Кстати, к статье Бердяева сделано примечание, сначала приведшее меня в недоумение, а теперь — по прочтении книги — вгоняющее в дрожь: Бердяев пишет: “На русский не переведена ни одна строчка Л. Блуа. Все приводимые отрывки переведены мной”. Переводчики приписывают: “Для настоящего издания переводы Бердяева отредактированы или заменены новыми”.
Высказывание, взятое в качестве эпиграфа, принадлежит Анри де Гру и начинается словами: “Bloy n’a qu’une ligne, et cette ligne est son contour”. Перевод: “Блуа состоит из одной линии, которой он очерчен” (представьте еще, что так переведены почти триста страниц! Если, не тормозя, перейти к следующей фразе (которой в таком виде во французском тексте вообще нет): “И эта линия — Абсолют”, можно уловить осколок мысли автора. Так весь переведенный текст складывается из осколков. Но в философском — тем более в поэтическом философском — тексте нет проходных фраз!

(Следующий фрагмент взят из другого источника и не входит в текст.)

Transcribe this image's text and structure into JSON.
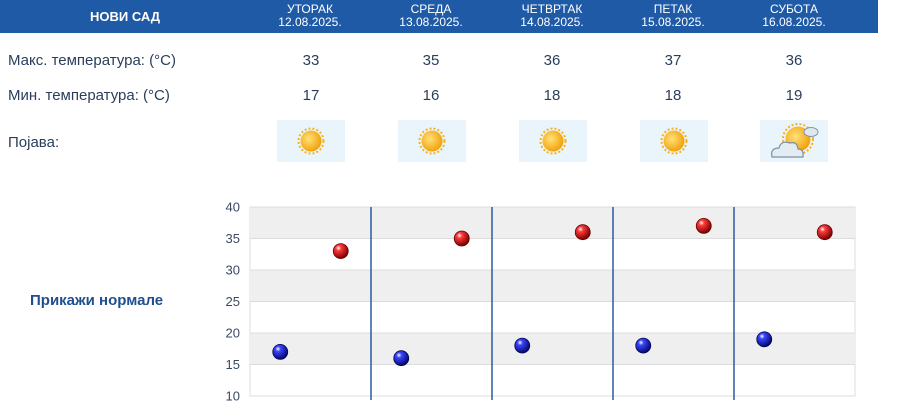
{
  "location": "НОВИ САД",
  "days": [
    {
      "name": "УТОРАК",
      "date": "12.08.2025.",
      "max": 33,
      "min": 17,
      "icon": "sun-icon"
    },
    {
      "name": "СРЕДА",
      "date": "13.08.2025.",
      "max": 35,
      "min": 16,
      "icon": "sun-icon"
    },
    {
      "name": "ЧЕТВРТАК",
      "date": "14.08.2025.",
      "max": 36,
      "min": 18,
      "icon": "sun-icon"
    },
    {
      "name": "ПЕТАК",
      "date": "15.08.2025.",
      "max": 37,
      "min": 18,
      "icon": "sun-icon"
    },
    {
      "name": "СУБОТА",
      "date": "16.08.2025.",
      "max": 36,
      "min": 19,
      "icon": "partly-cloudy-icon"
    }
  ],
  "labels": {
    "max_temp": "Макс. температура: (°C)",
    "min_temp": "Мин. температура: (°C)",
    "phenomenon": "Појава:",
    "show_normals": "Прикажи нормале"
  },
  "colors": {
    "header": "#1f5aa6",
    "max_marker": "#cc0000",
    "min_marker": "#0a10b0",
    "day_divider": "#2b5aa5"
  },
  "chart_data": {
    "type": "scatter",
    "title": "",
    "xlabel": "",
    "ylabel": "",
    "ylim": [
      10,
      40
    ],
    "yticks": [
      10,
      15,
      20,
      25,
      30,
      35,
      40
    ],
    "grid": true,
    "x": [
      "12.08.2025.",
      "13.08.2025.",
      "14.08.2025.",
      "15.08.2025.",
      "16.08.2025."
    ],
    "series": [
      {
        "key": "max",
        "values": [
          33,
          35,
          36,
          37,
          36
        ]
      },
      {
        "key": "min",
        "values": [
          17,
          16,
          18,
          18,
          19
        ]
      }
    ]
  }
}
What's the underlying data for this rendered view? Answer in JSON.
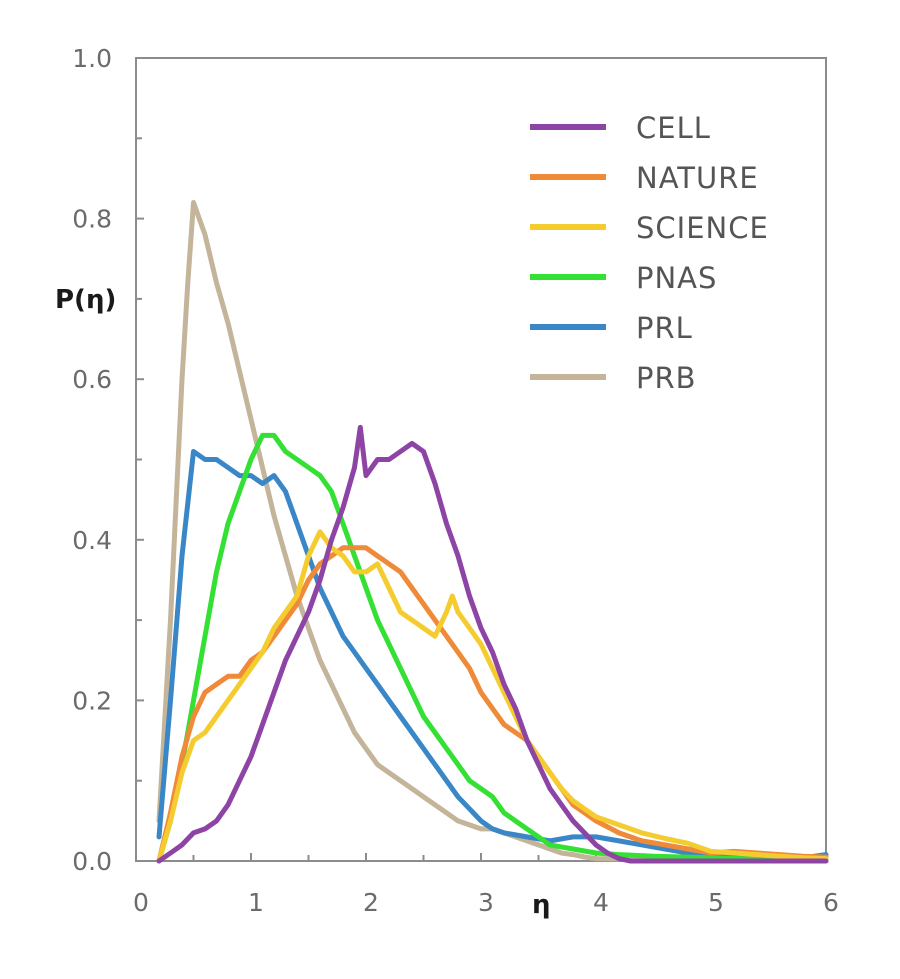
{
  "chart_data": {
    "type": "line",
    "title": "",
    "xlabel": "η",
    "ylabel": "P(η)",
    "xlim": [
      0,
      6
    ],
    "ylim": [
      0,
      1.0
    ],
    "x_ticks": [
      {
        "value": 0,
        "label": "0"
      },
      {
        "value": 1,
        "label": "1"
      },
      {
        "value": 2,
        "label": "2"
      },
      {
        "value": 3,
        "label": "3"
      },
      {
        "value": 4,
        "label": "4"
      },
      {
        "value": 5,
        "label": "5"
      },
      {
        "value": 6,
        "label": "6"
      }
    ],
    "y_ticks": [
      {
        "value": 0.0,
        "label": "0.0"
      },
      {
        "value": 0.2,
        "label": "0.2"
      },
      {
        "value": 0.4,
        "label": "0.4"
      },
      {
        "value": 0.6,
        "label": "0.6"
      },
      {
        "value": 0.8,
        "label": "0.8"
      },
      {
        "value": 1.0,
        "label": "1.0"
      }
    ],
    "y_minor_ticks": [
      0.1,
      0.3,
      0.5,
      0.7,
      0.9
    ],
    "grid": false,
    "legend_position": "top-right",
    "series": [
      {
        "name": "CELL",
        "color": "#8e44a5",
        "points": [
          [
            0.2,
            0.0
          ],
          [
            0.3,
            0.01
          ],
          [
            0.4,
            0.02
          ],
          [
            0.5,
            0.035
          ],
          [
            0.6,
            0.04
          ],
          [
            0.7,
            0.05
          ],
          [
            0.8,
            0.07
          ],
          [
            0.9,
            0.1
          ],
          [
            1.0,
            0.13
          ],
          [
            1.1,
            0.17
          ],
          [
            1.2,
            0.21
          ],
          [
            1.3,
            0.25
          ],
          [
            1.4,
            0.28
          ],
          [
            1.5,
            0.31
          ],
          [
            1.6,
            0.35
          ],
          [
            1.7,
            0.4
          ],
          [
            1.8,
            0.44
          ],
          [
            1.9,
            0.49
          ],
          [
            1.95,
            0.54
          ],
          [
            2.0,
            0.48
          ],
          [
            2.1,
            0.5
          ],
          [
            2.2,
            0.5
          ],
          [
            2.3,
            0.51
          ],
          [
            2.4,
            0.52
          ],
          [
            2.5,
            0.51
          ],
          [
            2.6,
            0.47
          ],
          [
            2.7,
            0.42
          ],
          [
            2.8,
            0.38
          ],
          [
            2.9,
            0.33
          ],
          [
            3.0,
            0.29
          ],
          [
            3.1,
            0.26
          ],
          [
            3.2,
            0.22
          ],
          [
            3.3,
            0.19
          ],
          [
            3.4,
            0.15
          ],
          [
            3.5,
            0.12
          ],
          [
            3.6,
            0.09
          ],
          [
            3.7,
            0.07
          ],
          [
            3.8,
            0.05
          ],
          [
            3.9,
            0.035
          ],
          [
            4.0,
            0.02
          ],
          [
            4.1,
            0.01
          ],
          [
            4.2,
            0.003
          ],
          [
            4.3,
            0.0
          ],
          [
            5.0,
            0.0
          ],
          [
            6.0,
            0.0
          ]
        ]
      },
      {
        "name": "NATURE",
        "color": "#ee8a38",
        "points": [
          [
            0.2,
            0.0
          ],
          [
            0.3,
            0.06
          ],
          [
            0.4,
            0.13
          ],
          [
            0.5,
            0.18
          ],
          [
            0.6,
            0.21
          ],
          [
            0.7,
            0.22
          ],
          [
            0.8,
            0.23
          ],
          [
            0.9,
            0.23
          ],
          [
            1.0,
            0.25
          ],
          [
            1.1,
            0.26
          ],
          [
            1.2,
            0.28
          ],
          [
            1.3,
            0.3
          ],
          [
            1.4,
            0.32
          ],
          [
            1.5,
            0.35
          ],
          [
            1.6,
            0.37
          ],
          [
            1.7,
            0.38
          ],
          [
            1.8,
            0.39
          ],
          [
            1.9,
            0.39
          ],
          [
            2.0,
            0.39
          ],
          [
            2.1,
            0.38
          ],
          [
            2.2,
            0.37
          ],
          [
            2.3,
            0.36
          ],
          [
            2.4,
            0.34
          ],
          [
            2.5,
            0.32
          ],
          [
            2.6,
            0.3
          ],
          [
            2.7,
            0.28
          ],
          [
            2.8,
            0.26
          ],
          [
            2.9,
            0.24
          ],
          [
            3.0,
            0.21
          ],
          [
            3.1,
            0.19
          ],
          [
            3.2,
            0.17
          ],
          [
            3.3,
            0.16
          ],
          [
            3.4,
            0.15
          ],
          [
            3.5,
            0.13
          ],
          [
            3.6,
            0.11
          ],
          [
            3.7,
            0.09
          ],
          [
            3.8,
            0.07
          ],
          [
            3.9,
            0.06
          ],
          [
            4.0,
            0.05
          ],
          [
            4.2,
            0.035
          ],
          [
            4.4,
            0.025
          ],
          [
            4.6,
            0.02
          ],
          [
            4.8,
            0.015
          ],
          [
            5.0,
            0.01
          ],
          [
            5.2,
            0.012
          ],
          [
            5.4,
            0.01
          ],
          [
            5.6,
            0.008
          ],
          [
            5.8,
            0.006
          ],
          [
            6.0,
            0.005
          ]
        ]
      },
      {
        "name": "SCIENCE",
        "color": "#f5cc30",
        "points": [
          [
            0.2,
            0.0
          ],
          [
            0.3,
            0.05
          ],
          [
            0.4,
            0.11
          ],
          [
            0.5,
            0.15
          ],
          [
            0.6,
            0.16
          ],
          [
            0.7,
            0.18
          ],
          [
            0.8,
            0.2
          ],
          [
            0.9,
            0.22
          ],
          [
            1.0,
            0.24
          ],
          [
            1.1,
            0.26
          ],
          [
            1.2,
            0.29
          ],
          [
            1.3,
            0.31
          ],
          [
            1.4,
            0.33
          ],
          [
            1.5,
            0.38
          ],
          [
            1.6,
            0.41
          ],
          [
            1.7,
            0.39
          ],
          [
            1.8,
            0.38
          ],
          [
            1.9,
            0.36
          ],
          [
            2.0,
            0.36
          ],
          [
            2.1,
            0.37
          ],
          [
            2.2,
            0.34
          ],
          [
            2.3,
            0.31
          ],
          [
            2.4,
            0.3
          ],
          [
            2.5,
            0.29
          ],
          [
            2.6,
            0.28
          ],
          [
            2.7,
            0.31
          ],
          [
            2.75,
            0.33
          ],
          [
            2.8,
            0.31
          ],
          [
            2.9,
            0.29
          ],
          [
            3.0,
            0.27
          ],
          [
            3.1,
            0.24
          ],
          [
            3.2,
            0.21
          ],
          [
            3.3,
            0.18
          ],
          [
            3.4,
            0.15
          ],
          [
            3.5,
            0.13
          ],
          [
            3.6,
            0.11
          ],
          [
            3.7,
            0.09
          ],
          [
            3.8,
            0.075
          ],
          [
            3.9,
            0.065
          ],
          [
            4.0,
            0.055
          ],
          [
            4.2,
            0.045
          ],
          [
            4.4,
            0.035
          ],
          [
            4.6,
            0.028
          ],
          [
            4.8,
            0.022
          ],
          [
            5.0,
            0.012
          ],
          [
            5.2,
            0.01
          ],
          [
            5.4,
            0.008
          ],
          [
            5.6,
            0.006
          ],
          [
            5.8,
            0.004
          ],
          [
            6.0,
            0.003
          ]
        ]
      },
      {
        "name": "PNAS",
        "color": "#33e033",
        "points": [
          [
            0.2,
            0.0
          ],
          [
            0.3,
            0.05
          ],
          [
            0.4,
            0.12
          ],
          [
            0.5,
            0.2
          ],
          [
            0.6,
            0.28
          ],
          [
            0.7,
            0.36
          ],
          [
            0.8,
            0.42
          ],
          [
            0.9,
            0.46
          ],
          [
            1.0,
            0.5
          ],
          [
            1.1,
            0.53
          ],
          [
            1.2,
            0.53
          ],
          [
            1.3,
            0.51
          ],
          [
            1.4,
            0.5
          ],
          [
            1.5,
            0.49
          ],
          [
            1.6,
            0.48
          ],
          [
            1.7,
            0.46
          ],
          [
            1.8,
            0.42
          ],
          [
            1.9,
            0.38
          ],
          [
            2.0,
            0.34
          ],
          [
            2.1,
            0.3
          ],
          [
            2.2,
            0.27
          ],
          [
            2.3,
            0.24
          ],
          [
            2.4,
            0.21
          ],
          [
            2.5,
            0.18
          ],
          [
            2.6,
            0.16
          ],
          [
            2.7,
            0.14
          ],
          [
            2.8,
            0.12
          ],
          [
            2.9,
            0.1
          ],
          [
            3.0,
            0.09
          ],
          [
            3.1,
            0.08
          ],
          [
            3.2,
            0.06
          ],
          [
            3.3,
            0.05
          ],
          [
            3.4,
            0.04
          ],
          [
            3.5,
            0.03
          ],
          [
            3.6,
            0.02
          ],
          [
            3.8,
            0.015
          ],
          [
            4.0,
            0.01
          ],
          [
            4.2,
            0.008
          ],
          [
            4.5,
            0.006
          ],
          [
            5.0,
            0.004
          ],
          [
            5.5,
            0.002
          ],
          [
            6.0,
            0.001
          ]
        ]
      },
      {
        "name": "PRL",
        "color": "#3a87c7",
        "points": [
          [
            0.2,
            0.03
          ],
          [
            0.3,
            0.2
          ],
          [
            0.4,
            0.38
          ],
          [
            0.5,
            0.51
          ],
          [
            0.6,
            0.5
          ],
          [
            0.7,
            0.5
          ],
          [
            0.8,
            0.49
          ],
          [
            0.9,
            0.48
          ],
          [
            1.0,
            0.48
          ],
          [
            1.1,
            0.47
          ],
          [
            1.2,
            0.48
          ],
          [
            1.3,
            0.46
          ],
          [
            1.4,
            0.42
          ],
          [
            1.5,
            0.38
          ],
          [
            1.6,
            0.34
          ],
          [
            1.7,
            0.31
          ],
          [
            1.8,
            0.28
          ],
          [
            1.9,
            0.26
          ],
          [
            2.0,
            0.24
          ],
          [
            2.1,
            0.22
          ],
          [
            2.2,
            0.2
          ],
          [
            2.3,
            0.18
          ],
          [
            2.4,
            0.16
          ],
          [
            2.5,
            0.14
          ],
          [
            2.6,
            0.12
          ],
          [
            2.7,
            0.1
          ],
          [
            2.8,
            0.08
          ],
          [
            2.9,
            0.065
          ],
          [
            3.0,
            0.05
          ],
          [
            3.1,
            0.04
          ],
          [
            3.2,
            0.035
          ],
          [
            3.4,
            0.03
          ],
          [
            3.6,
            0.025
          ],
          [
            3.8,
            0.03
          ],
          [
            4.0,
            0.03
          ],
          [
            4.2,
            0.025
          ],
          [
            4.4,
            0.02
          ],
          [
            4.6,
            0.015
          ],
          [
            4.8,
            0.01
          ],
          [
            5.0,
            0.008
          ],
          [
            5.4,
            0.006
          ],
          [
            5.8,
            0.004
          ],
          [
            6.0,
            0.008
          ]
        ]
      },
      {
        "name": "PRB",
        "color": "#c3b49a",
        "points": [
          [
            0.2,
            0.05
          ],
          [
            0.3,
            0.3
          ],
          [
            0.4,
            0.6
          ],
          [
            0.45,
            0.72
          ],
          [
            0.5,
            0.82
          ],
          [
            0.6,
            0.78
          ],
          [
            0.7,
            0.72
          ],
          [
            0.8,
            0.67
          ],
          [
            0.9,
            0.61
          ],
          [
            1.0,
            0.55
          ],
          [
            1.1,
            0.49
          ],
          [
            1.2,
            0.43
          ],
          [
            1.3,
            0.38
          ],
          [
            1.4,
            0.33
          ],
          [
            1.5,
            0.29
          ],
          [
            1.6,
            0.25
          ],
          [
            1.7,
            0.22
          ],
          [
            1.8,
            0.19
          ],
          [
            1.9,
            0.16
          ],
          [
            2.0,
            0.14
          ],
          [
            2.1,
            0.12
          ],
          [
            2.2,
            0.11
          ],
          [
            2.3,
            0.1
          ],
          [
            2.4,
            0.09
          ],
          [
            2.5,
            0.08
          ],
          [
            2.6,
            0.07
          ],
          [
            2.7,
            0.06
          ],
          [
            2.8,
            0.05
          ],
          [
            2.9,
            0.045
          ],
          [
            3.0,
            0.04
          ],
          [
            3.1,
            0.04
          ],
          [
            3.2,
            0.035
          ],
          [
            3.3,
            0.03
          ],
          [
            3.4,
            0.025
          ],
          [
            3.5,
            0.02
          ],
          [
            3.6,
            0.015
          ],
          [
            3.7,
            0.01
          ],
          [
            3.8,
            0.008
          ],
          [
            3.9,
            0.005
          ],
          [
            4.0,
            0.003
          ],
          [
            4.5,
            0.002
          ],
          [
            5.0,
            0.001
          ],
          [
            6.0,
            0.0
          ]
        ]
      }
    ]
  }
}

Ближе всего к оригиналу это начало эпиграфа, наверное, надо было бы перевести: “У Блуа есть единственная линия, и эта линия — его собственный абрис”. Это, пожалуй, тоже нуждается в пояснении. Речь идет о писателе. Все, что он пишет, он пишет как бы одной линией (настолько его творчество едино). И эта линия создает не что иное, как его собственный портрет. Обведенный одной линией. В тексте Бердяева есть слова, идеально передающие это на русский язык: “Все, что пишет Л. Блуа, — это он сам”4. Вот так они и переводили, там, на рубеже XIX и XX веков, те, кто знал французский как русский, русский — как его знали в XIX веке, то есть — живой и неповрежденный, глубокий и великолепный. А философию — как самих себя. Переводили свободно — то есть переговаривая по-русски мысль, выраженную по-французски. Нынешних переводчиков, очевидно, не устраивает “неточность перевода”. Ну что ж, они ее блестяще исправили! Увы, те, кто переводил Блуа, вовсе не одиноки в своем представлении о переводе — и это, пожалуй, самое грустное5. Пока я честно читала переведенную ими книгу, меня не покидала мысль — ну почему некоторые наши переводчики, очевидно (во всяком случае, очевидно из их перевода) засыпающие на третьей странице русского философского текста, берутся переводить французских философов? Неужели они в самом деле думают, что знания французского языка для этого достаточно?